Nas últimas três décadas, a população urbana disparou, chegando aos atuais 57%, e devendo bater os 70% até 2050, segundo a especialista, pressionando as grandes cidades da China. A poluição do última mês na capital, que chegou ao alerta azul (o primeiro da escala de quatro cores, que termina em roxo), confirma que, apesar dos esforços que vêm sendo feitos pelo governo, a expansão da economia continua afetando o ar que os chineses respiram. Nos últimos dois meses muitas fábricas foram obrigadas a cortar 20% da produção para reduzir as emissões. Foi assim que o país conseguiu atingir a meta para o inverno: os índices caíram 50% em comparação com o ano anterior. Mas a contaminação continua e causa doenças respiratórias, o que aumenta a pressão sobre os hospitais. Não há estatísticas precisas do seu efeito na saúde, mas, segundo Joan, o tema foi parar entre as prioridades do Partido Comunista.

 

'PROBLEMA DE PAÍS RICO'

O crescimento econômico e o aumento da renda nos últimos anos criaram um problema de país rico para a China contemporânea. As pessoas querem mais: melhores salários, empregos, qualidade de vida e consumo de bens duráveis, ou não. Querem ter seu carro, apartamento e celular de última geração. Por isso, já não querem saber de filhos. A nova tendência veio tão depressa que atropelou a estratégia nacional: o fim da política do filho único, que durou quase 40 anos, e o início da política de dois filhos, que veio em 2016. Para Joan, essa foi uma medida “pouco ousada, que chegou tarde demais”. A perspectiva de menos adultos no mercado de trabalho num futuro próximo significa que o país deve crescer menos e terá uma fonte menor de recursos para sustentar os mais velhos.

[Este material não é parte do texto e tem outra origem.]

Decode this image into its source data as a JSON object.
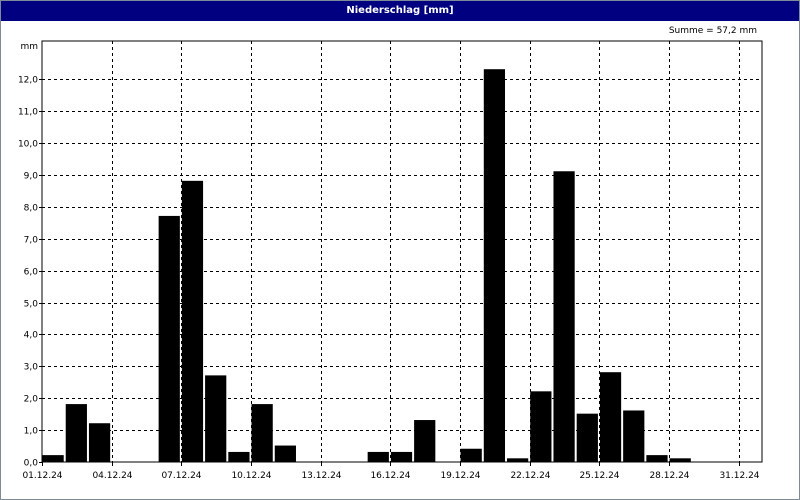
{
  "window_title": "Niederschlag [mm]",
  "summary": "Summe = 57,2 mm",
  "chart_data": {
    "type": "bar",
    "title": "Niederschlag [mm]",
    "ylabel": "mm",
    "xlabel": "",
    "ylim": [
      0,
      13.2
    ],
    "yticks": [
      "0,0",
      "1,0",
      "2,0",
      "3,0",
      "4,0",
      "5,0",
      "6,0",
      "7,0",
      "8,0",
      "9,0",
      "10,0",
      "11,0",
      "12,0"
    ],
    "xticks": [
      "01.12.24",
      "04.12.24",
      "07.12.24",
      "10.12.24",
      "13.12.24",
      "16.12.24",
      "19.12.24",
      "22.12.24",
      "25.12.24",
      "28.12.24",
      "31.12.24"
    ],
    "grid": true,
    "bar_color": "#000000",
    "categories": [
      "01.12.24",
      "02.12.24",
      "03.12.24",
      "04.12.24",
      "05.12.24",
      "06.12.24",
      "07.12.24",
      "08.12.24",
      "09.12.24",
      "10.12.24",
      "11.12.24",
      "12.12.24",
      "13.12.24",
      "14.12.24",
      "15.12.24",
      "16.12.24",
      "17.12.24",
      "18.12.24",
      "19.12.24",
      "20.12.24",
      "21.12.24",
      "22.12.24",
      "23.12.24",
      "24.12.24",
      "25.12.24",
      "26.12.24",
      "27.12.24",
      "28.12.24",
      "29.12.24",
      "30.12.24",
      "31.12.24"
    ],
    "values": [
      0.2,
      1.8,
      1.2,
      0,
      0,
      7.7,
      8.8,
      2.7,
      0.3,
      1.8,
      0.5,
      0,
      0,
      0,
      0.3,
      0.3,
      1.3,
      0,
      0.4,
      12.3,
      0.1,
      2.2,
      9.1,
      1.5,
      2.8,
      1.6,
      0.2,
      0.1,
      0,
      0,
      0
    ]
  }
}
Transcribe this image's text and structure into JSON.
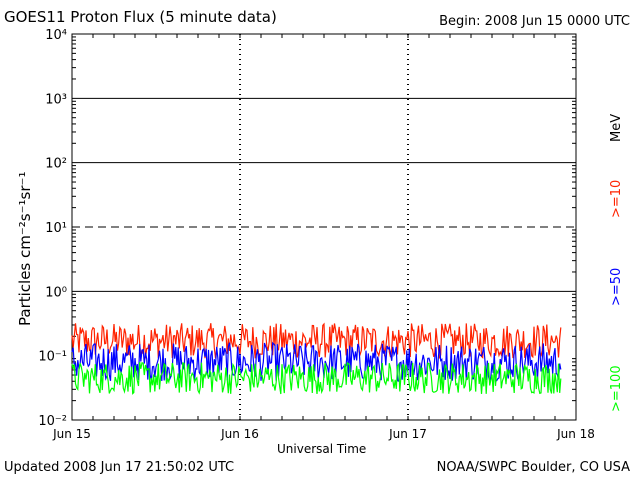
{
  "title": "GOES11 Proton Flux (5 minute data)",
  "begin": "Begin: 2008 Jun 15 0000 UTC",
  "updated": "Updated 2008 Jun 17 21:50:02 UTC",
  "credit": "NOAA/SWPC Boulder, CO USA",
  "chart_data": {
    "type": "line",
    "title": "GOES11 Proton Flux (5 minute data)",
    "xlabel": "Universal Time",
    "ylabel": "Particles cm⁻²s⁻¹sr⁻¹",
    "y_scale": "log",
    "ylim": [
      0.01,
      10000
    ],
    "y_ticks": [
      {
        "value": 0.01,
        "label": "10⁻²"
      },
      {
        "value": 0.1,
        "label": "10⁻¹"
      },
      {
        "value": 1,
        "label": "10⁰"
      },
      {
        "value": 10,
        "label": "10¹"
      },
      {
        "value": 100,
        "label": "10²"
      },
      {
        "value": 1000,
        "label": "10³"
      },
      {
        "value": 10000,
        "label": "10⁴"
      }
    ],
    "xlim": [
      "2008-06-15",
      "2008-06-18"
    ],
    "x_ticks": [
      "Jun 15",
      "Jun 16",
      "Jun 17",
      "Jun 18"
    ],
    "data_end": "2008-06-17T21:50",
    "legend_unit": "MeV",
    "series": [
      {
        "name": ">=10",
        "color": "#ff2200",
        "typical": 0.17,
        "x": [
          "06-15 00h",
          "06-15 06h",
          "06-15 12h",
          "06-15 18h",
          "06-16 00h",
          "06-16 06h",
          "06-16 12h",
          "06-16 18h",
          "06-17 00h",
          "06-17 06h",
          "06-17 12h",
          "06-17 18h",
          "06-17 21h"
        ],
        "values": [
          0.2,
          0.18,
          0.17,
          0.16,
          0.17,
          0.18,
          0.16,
          0.17,
          0.17,
          0.16,
          0.17,
          0.17,
          0.16
        ]
      },
      {
        "name": ">=50",
        "color": "#0000ff",
        "typical": 0.08,
        "x": [
          "06-15 00h",
          "06-15 06h",
          "06-15 12h",
          "06-15 18h",
          "06-16 00h",
          "06-16 06h",
          "06-16 12h",
          "06-16 18h",
          "06-17 00h",
          "06-17 06h",
          "06-17 12h",
          "06-17 18h",
          "06-17 21h"
        ],
        "values": [
          0.09,
          0.08,
          0.08,
          0.08,
          0.08,
          0.08,
          0.08,
          0.08,
          0.08,
          0.08,
          0.08,
          0.08,
          0.08
        ]
      },
      {
        "name": ">=100",
        "color": "#00ff00",
        "typical": 0.045,
        "x": [
          "06-15 00h",
          "06-15 06h",
          "06-15 12h",
          "06-15 18h",
          "06-16 00h",
          "06-16 06h",
          "06-16 12h",
          "06-16 18h",
          "06-17 00h",
          "06-17 06h",
          "06-17 12h",
          "06-17 18h",
          "06-17 21h"
        ],
        "values": [
          0.05,
          0.045,
          0.045,
          0.045,
          0.045,
          0.045,
          0.045,
          0.045,
          0.045,
          0.045,
          0.045,
          0.045,
          0.045
        ]
      }
    ],
    "grid": true,
    "threshold_lines": [
      1,
      100,
      1000
    ],
    "dashed_lines": [
      10
    ],
    "legend_placement": "right-vertical"
  }
}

— Isso poderia ter sido feito há 20 anos. É uma trágica ironia, mas agora fala-se em estimular as famílias a terem mais filhos. Há pouco que pode ser feito. Reduzir os preços das moradias cada vez mais caras nos centros urbanos ou o preço da educação? Facilitar as regras de trabalho para mulheres com crianças?

A China da nova era, que conseguiu melhorar suas taxas de expectativa de vida e outros indicadores sociais importantes, investe bilhões de dólares em novas tecnologias para continuar crescendo. No entanto, ainda terá de lidar com as mazelas do país em desenvolvimento que ainda é. Para Joan, os riscos de doenças infecciosas, como a gripe aviária, a segurança alimentar, que causou grandes escândalos de contaminação no passado recente, a saúde dos adolescentes e a contaminação por doenças sexualmente transmissíveis como a Aids são questões que precisam de atenção. Ela reconhece que o governo chinês tem trabalhado para mudar a legislação e melhorar o sistema de saúde, mas afirma que ainda há muito a ser feito.